Avena, Norberto Cláudio Pâncaro. Processo penal. 9.ª ed. rev. e atual. – Rio de Janeiro: Forense;
São Paulo: MÉTODO, 2017, p. 524/525.

5- Analise as assertivas abaixo e assinale a alternativa CORRETA.


I – O conceito de funcionário público, para efeitos penais, é bastante amplo, incluindo quem,
embora transitoriamente ou sem remuneração, exerce cargo, emprego ou função pública, a este
se equiparando, também, quem exerce cargo, emprego ou função em entidade paraestatal, e
quem trabalha para empresa prestadora de serviço contratada ou conveniada para a execução
de atividade típica da Administração Pública.
II – Crimes funcionais próprios são aqueles em que a conduta apenas é ilícita quando praticada
por um funcionário público, não havendo qualquer tipificação caso perpetrada pelo particular,
Já os crimes funcionais impróprios são aqueles cuja conduta é penalmente relevante
independentemente de ser ou não o agente funcionário público, modificando-se tão somente a
tipificação do crime.
III – Tratando-se de crime funcionais afiançável, o rito previsto é praticamente idêntico ao
procedimento comum ordinário.
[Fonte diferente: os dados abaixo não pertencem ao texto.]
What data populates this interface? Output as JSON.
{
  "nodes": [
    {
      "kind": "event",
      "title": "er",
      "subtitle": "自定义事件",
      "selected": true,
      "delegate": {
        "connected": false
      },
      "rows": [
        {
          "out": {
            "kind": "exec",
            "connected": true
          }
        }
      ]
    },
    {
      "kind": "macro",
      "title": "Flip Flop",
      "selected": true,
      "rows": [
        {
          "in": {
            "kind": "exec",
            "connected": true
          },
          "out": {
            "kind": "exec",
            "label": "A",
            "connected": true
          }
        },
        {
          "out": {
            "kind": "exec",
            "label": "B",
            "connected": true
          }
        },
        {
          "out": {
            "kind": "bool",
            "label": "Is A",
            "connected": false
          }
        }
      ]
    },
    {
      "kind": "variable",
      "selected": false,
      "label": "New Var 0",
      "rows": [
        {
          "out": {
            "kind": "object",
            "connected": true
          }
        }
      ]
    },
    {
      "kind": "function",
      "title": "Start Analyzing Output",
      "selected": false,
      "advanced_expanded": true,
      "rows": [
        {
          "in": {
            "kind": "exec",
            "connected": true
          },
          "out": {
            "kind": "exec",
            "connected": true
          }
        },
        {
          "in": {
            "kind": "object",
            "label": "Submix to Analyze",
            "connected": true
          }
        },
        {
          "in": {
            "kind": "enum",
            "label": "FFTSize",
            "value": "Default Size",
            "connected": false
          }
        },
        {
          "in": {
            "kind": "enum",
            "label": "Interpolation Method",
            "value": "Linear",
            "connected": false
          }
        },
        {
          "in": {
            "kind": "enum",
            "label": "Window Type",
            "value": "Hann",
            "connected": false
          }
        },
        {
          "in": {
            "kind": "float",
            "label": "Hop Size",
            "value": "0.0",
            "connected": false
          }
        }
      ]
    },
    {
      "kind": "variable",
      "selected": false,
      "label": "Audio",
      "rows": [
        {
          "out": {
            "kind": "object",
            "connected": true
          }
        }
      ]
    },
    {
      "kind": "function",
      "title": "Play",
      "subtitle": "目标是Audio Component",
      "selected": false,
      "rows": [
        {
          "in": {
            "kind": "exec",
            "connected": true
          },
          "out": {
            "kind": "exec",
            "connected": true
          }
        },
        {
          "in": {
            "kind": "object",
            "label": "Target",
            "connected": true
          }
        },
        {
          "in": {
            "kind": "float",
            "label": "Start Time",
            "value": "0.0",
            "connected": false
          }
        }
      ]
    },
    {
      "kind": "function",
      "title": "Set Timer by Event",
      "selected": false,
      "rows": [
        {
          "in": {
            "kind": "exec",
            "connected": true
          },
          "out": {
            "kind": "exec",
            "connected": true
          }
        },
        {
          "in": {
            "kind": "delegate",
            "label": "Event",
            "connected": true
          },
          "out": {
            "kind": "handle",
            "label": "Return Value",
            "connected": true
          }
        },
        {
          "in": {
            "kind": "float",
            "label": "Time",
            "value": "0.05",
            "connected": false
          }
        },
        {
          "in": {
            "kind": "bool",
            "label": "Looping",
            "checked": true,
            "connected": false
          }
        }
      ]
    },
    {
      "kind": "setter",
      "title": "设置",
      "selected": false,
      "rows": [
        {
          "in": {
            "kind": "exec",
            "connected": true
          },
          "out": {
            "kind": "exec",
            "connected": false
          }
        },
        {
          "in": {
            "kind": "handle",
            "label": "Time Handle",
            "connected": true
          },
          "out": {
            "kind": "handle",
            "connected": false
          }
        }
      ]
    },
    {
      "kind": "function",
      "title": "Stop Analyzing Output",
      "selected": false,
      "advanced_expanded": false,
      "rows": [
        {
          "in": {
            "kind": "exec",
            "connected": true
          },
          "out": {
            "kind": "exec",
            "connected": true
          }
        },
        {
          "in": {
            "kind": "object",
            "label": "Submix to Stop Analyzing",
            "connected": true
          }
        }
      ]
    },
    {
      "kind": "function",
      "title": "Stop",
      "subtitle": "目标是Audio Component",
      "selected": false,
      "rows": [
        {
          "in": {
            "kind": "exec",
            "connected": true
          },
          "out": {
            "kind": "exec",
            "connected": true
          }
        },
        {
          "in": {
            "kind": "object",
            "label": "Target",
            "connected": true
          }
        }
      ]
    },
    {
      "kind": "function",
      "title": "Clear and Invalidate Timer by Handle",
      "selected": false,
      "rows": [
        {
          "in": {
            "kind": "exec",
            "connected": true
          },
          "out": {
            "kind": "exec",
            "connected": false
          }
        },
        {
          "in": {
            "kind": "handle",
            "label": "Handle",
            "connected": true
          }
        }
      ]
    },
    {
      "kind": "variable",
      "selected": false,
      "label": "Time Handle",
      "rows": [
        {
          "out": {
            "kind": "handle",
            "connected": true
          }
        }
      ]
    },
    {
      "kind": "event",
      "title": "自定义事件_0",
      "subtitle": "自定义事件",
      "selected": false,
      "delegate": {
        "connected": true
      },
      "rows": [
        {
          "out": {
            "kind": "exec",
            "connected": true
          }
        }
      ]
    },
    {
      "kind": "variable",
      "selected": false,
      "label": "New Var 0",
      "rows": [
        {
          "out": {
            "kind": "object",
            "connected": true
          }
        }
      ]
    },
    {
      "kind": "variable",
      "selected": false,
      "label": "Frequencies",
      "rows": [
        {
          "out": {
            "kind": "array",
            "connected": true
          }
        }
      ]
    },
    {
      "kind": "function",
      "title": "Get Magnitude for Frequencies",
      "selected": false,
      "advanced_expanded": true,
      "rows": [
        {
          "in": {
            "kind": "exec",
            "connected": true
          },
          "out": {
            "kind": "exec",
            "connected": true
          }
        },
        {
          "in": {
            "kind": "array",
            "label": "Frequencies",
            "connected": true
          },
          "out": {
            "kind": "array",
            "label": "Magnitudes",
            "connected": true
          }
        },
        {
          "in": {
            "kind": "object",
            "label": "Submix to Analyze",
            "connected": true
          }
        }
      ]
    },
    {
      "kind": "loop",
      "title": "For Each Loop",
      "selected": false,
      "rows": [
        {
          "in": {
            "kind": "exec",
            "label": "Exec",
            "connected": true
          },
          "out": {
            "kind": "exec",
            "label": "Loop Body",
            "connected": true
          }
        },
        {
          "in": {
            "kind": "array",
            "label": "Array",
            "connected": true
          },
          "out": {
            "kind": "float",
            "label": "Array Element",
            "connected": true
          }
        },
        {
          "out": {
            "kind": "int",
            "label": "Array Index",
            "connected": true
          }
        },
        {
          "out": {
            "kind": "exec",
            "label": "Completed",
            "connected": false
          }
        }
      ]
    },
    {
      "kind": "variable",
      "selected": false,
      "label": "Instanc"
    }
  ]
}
Por outro lado, sendo hipótese de crime funcionais
inafiançável, antes do recebimento da inicial, deve o acusado ser notificado para apresentação
de defesa preliminar, seguindo-se, de resto, a disciplina do procedimento comum ordinário.
a) Todas estão corretas.
b) Apenas I e II estão corretas.
c) Apenas I e III estão corretas.
d) Apenas II e III estão corretas.
e) Todas estão incorretas

Gabarito: B
I – CORRETA - Funcionário público
Art. 327 - Considera-se funcionário público, para os efeitos penais, quem, embora
transitoriamente ou sem remuneração, exerce cargo, emprego ou função pública.
§ 1º - Equipara-se a funcionário público quem exerce cargo, emprego ou função em entidade
paraestatal, e quem trabalha para empresa prestadora de serviço contratada ou conveniada para
a execução de atividade típica da Administração Pública.
§ 2º - A pena será aumentada da terça parte quando os autores dos crimes previstos neste
Capítulo forem ocupantes de cargos em comissão ou de função de direção ou assessoramento de
órgão da administração direta, sociedade de economia mista, empresa pública ou fundação
instituída pelo poder público.
II – CORRETA – (...) crimes funcionais, podem ser classificados em próprios ou impróprios. Os
primeiros são aqueles em que a conduta apenas é ilícita quando praticada por um funcionário
público, não havendo qualquer tipificação caso perpetrada pelo particular, tal como ocorre com os
delitos de prevaricação e de abandono de função. Os segundos, aqueles cuja conduta é
penalmente relevante independentemente de ser ou não o agente funcionário público,
modificando-se tão somente a tipificação do crime, como é o caso do peculato, que é o crime
resultante da apropriação ou furto perpetrado por funcionário público, ações estas que, se
praticadas por particulares, terão enquadramento nos arts. 155 ou 168 do Estatuto Repressivo.
Sem embargo dessa distinção, desde que o agente seja um funcionário público ou a ele equiparado
no exercício da função pública e que o delito esteja sendo praticado contra a administração pública,
tanto os crimes funcionais próprios como os impróprios serão processados segundo o rito especial
ditado pelo Código de Processo Penal. É o caso das infrações previstas nos arts. 312 a 326 do CP e
no 3.º da Lei 8.137/1990.
III – INCORRETA - Na apuração dos crimes de responsabilidade dos funcionários públicos,
estabelece o Código de Processo Penal procedimento diferenciado conforme o caráter inafiançável
ou afiançável do delito.
Tratando-se de crime inafiançável, o rito previsto é praticamente idêntico ao procedimento
comum ordinário, dele se diferenciando apenas em razão do que prevê o art. 513 do CPP, no
sentido de que a queixa ou a denúncia será instruída com documento ou justificação que façam
presumir a existência do delito ou com declaração fundamentada da impossibilidade de
apresentação de qualquer dessas provas, sugerindo esta última parte do dispositivo a possibilidade
de oferecimento da inicial sem a prova pré-constituída da materialidade do crime.
Por outro lado, sendo hipótese de crime afiançável, estabelece o art. 514 do CPP que, antes do
recebimento da inicial, deve o acusado ser notificado para apresentação de defesa preliminar,
seguindo-se, de resto, a disciplina do procedimento comum ordinário.
Avena, Norberto Cláudio Pâncaro. Processo penal. 9.ª ed. rev. e atual. – Rio de Janeiro: Forense;
São Paulo: MÉTODO, 2017, p. 529. Destacamos.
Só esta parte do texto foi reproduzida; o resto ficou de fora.